Foreign ministers from China and the Arab world held their ninth meeting of the biennial China-Arab States Cooperation Forum earlier this month, at which they pledged to “deepen cooperation in various fields, and embrace new prospects in building a China-Arab community with a shared future,” according to Chinese state media outlet Xinhua. The meeting is sure to renew debates over the nature of Chinese influence in Gulf Arab states. China hawks in the United States often overemphasize China’s economic power in the region by focusing on the threats posed by companies like the telecommunications giant Huawei or BGI Group, a genetics company involved in building coronavirus testing centers across the Middle East. Other analysts downplay China’s economic credentials in the region, citing an underwhelming record of capital expenditures, job creation and foreign direct investment.
Both views have merits, but each misses a crucial point: that China’s growing economic influence in the Gulf region is best measured indirectly. China consumes an outsized share of the Gulf’s oil and gas exports, actively invests in state-linked entities, and provides sleek digital services to the region’s large youth population. The coronavirus pandemic and oil price rout of early 2020 afford China the opportunity to deepen and expand these dimensions of economic influence, especially over the medium and long terms.

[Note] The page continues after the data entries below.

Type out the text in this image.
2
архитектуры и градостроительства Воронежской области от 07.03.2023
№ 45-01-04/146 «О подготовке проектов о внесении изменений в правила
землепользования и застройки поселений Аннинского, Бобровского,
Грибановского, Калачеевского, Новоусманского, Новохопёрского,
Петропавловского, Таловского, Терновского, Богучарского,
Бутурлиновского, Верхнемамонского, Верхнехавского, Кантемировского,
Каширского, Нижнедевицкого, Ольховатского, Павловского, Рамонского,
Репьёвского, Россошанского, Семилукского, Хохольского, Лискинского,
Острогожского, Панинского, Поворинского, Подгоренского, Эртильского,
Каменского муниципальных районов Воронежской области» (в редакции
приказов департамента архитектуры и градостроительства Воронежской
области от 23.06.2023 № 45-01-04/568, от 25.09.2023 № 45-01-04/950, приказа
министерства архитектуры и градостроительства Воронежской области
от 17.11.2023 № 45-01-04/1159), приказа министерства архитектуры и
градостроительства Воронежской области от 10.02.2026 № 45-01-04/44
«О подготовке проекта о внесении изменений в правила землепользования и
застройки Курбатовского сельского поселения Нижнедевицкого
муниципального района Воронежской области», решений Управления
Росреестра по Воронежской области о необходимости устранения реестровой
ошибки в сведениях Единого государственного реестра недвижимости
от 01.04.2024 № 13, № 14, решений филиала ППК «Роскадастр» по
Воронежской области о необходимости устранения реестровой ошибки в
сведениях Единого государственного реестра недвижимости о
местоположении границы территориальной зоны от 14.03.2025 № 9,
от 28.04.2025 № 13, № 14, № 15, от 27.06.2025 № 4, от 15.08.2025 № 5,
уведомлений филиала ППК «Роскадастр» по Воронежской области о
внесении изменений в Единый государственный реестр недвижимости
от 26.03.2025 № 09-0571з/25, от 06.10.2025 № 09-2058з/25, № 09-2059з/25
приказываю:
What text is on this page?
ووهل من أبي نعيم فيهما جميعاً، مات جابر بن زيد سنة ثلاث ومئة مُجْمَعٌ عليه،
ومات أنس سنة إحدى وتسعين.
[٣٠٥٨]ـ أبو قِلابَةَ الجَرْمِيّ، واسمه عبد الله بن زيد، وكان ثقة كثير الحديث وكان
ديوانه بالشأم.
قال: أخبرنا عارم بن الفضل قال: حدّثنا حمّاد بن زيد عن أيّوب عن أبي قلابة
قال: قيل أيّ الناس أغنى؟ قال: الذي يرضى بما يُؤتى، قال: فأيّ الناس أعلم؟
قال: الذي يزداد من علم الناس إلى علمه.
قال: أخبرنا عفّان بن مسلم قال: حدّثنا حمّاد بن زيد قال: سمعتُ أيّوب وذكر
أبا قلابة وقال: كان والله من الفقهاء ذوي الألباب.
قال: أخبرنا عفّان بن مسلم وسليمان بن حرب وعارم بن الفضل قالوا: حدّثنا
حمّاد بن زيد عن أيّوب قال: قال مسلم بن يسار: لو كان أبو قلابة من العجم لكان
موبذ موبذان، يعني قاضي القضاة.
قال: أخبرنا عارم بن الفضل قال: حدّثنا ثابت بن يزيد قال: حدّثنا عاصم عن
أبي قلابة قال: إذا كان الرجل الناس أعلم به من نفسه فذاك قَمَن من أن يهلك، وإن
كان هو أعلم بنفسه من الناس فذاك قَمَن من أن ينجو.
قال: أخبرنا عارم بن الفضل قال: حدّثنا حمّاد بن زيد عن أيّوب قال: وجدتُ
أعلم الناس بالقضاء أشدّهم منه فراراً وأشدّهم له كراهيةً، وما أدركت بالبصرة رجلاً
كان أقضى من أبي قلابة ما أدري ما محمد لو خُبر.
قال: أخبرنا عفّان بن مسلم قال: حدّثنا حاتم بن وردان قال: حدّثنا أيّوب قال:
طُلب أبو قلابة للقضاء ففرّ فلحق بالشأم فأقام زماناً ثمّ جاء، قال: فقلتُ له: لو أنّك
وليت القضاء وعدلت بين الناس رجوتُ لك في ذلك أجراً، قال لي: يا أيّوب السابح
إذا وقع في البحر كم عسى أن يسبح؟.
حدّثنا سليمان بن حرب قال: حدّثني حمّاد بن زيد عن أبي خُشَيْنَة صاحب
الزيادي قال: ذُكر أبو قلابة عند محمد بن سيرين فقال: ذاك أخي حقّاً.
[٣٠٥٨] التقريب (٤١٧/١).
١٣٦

The oil and gas sector alone accounts for more than 70 percent of government revenues in most Gulf Arab countries, and China is a primary consumer of the Gulf’s oil and gas exports. While Gulf countries are trying to diversify their economies, government spending and the interrelated hydrocarbon industries remain the primary drivers of economic growth in the region. Thus, Beijing does play a key—albeit indirect—role in the ability of governments in the Gulf to allocate capital expenditures, create job opportunities, promote entrepreneurism and launch economic initiatives that attract investment.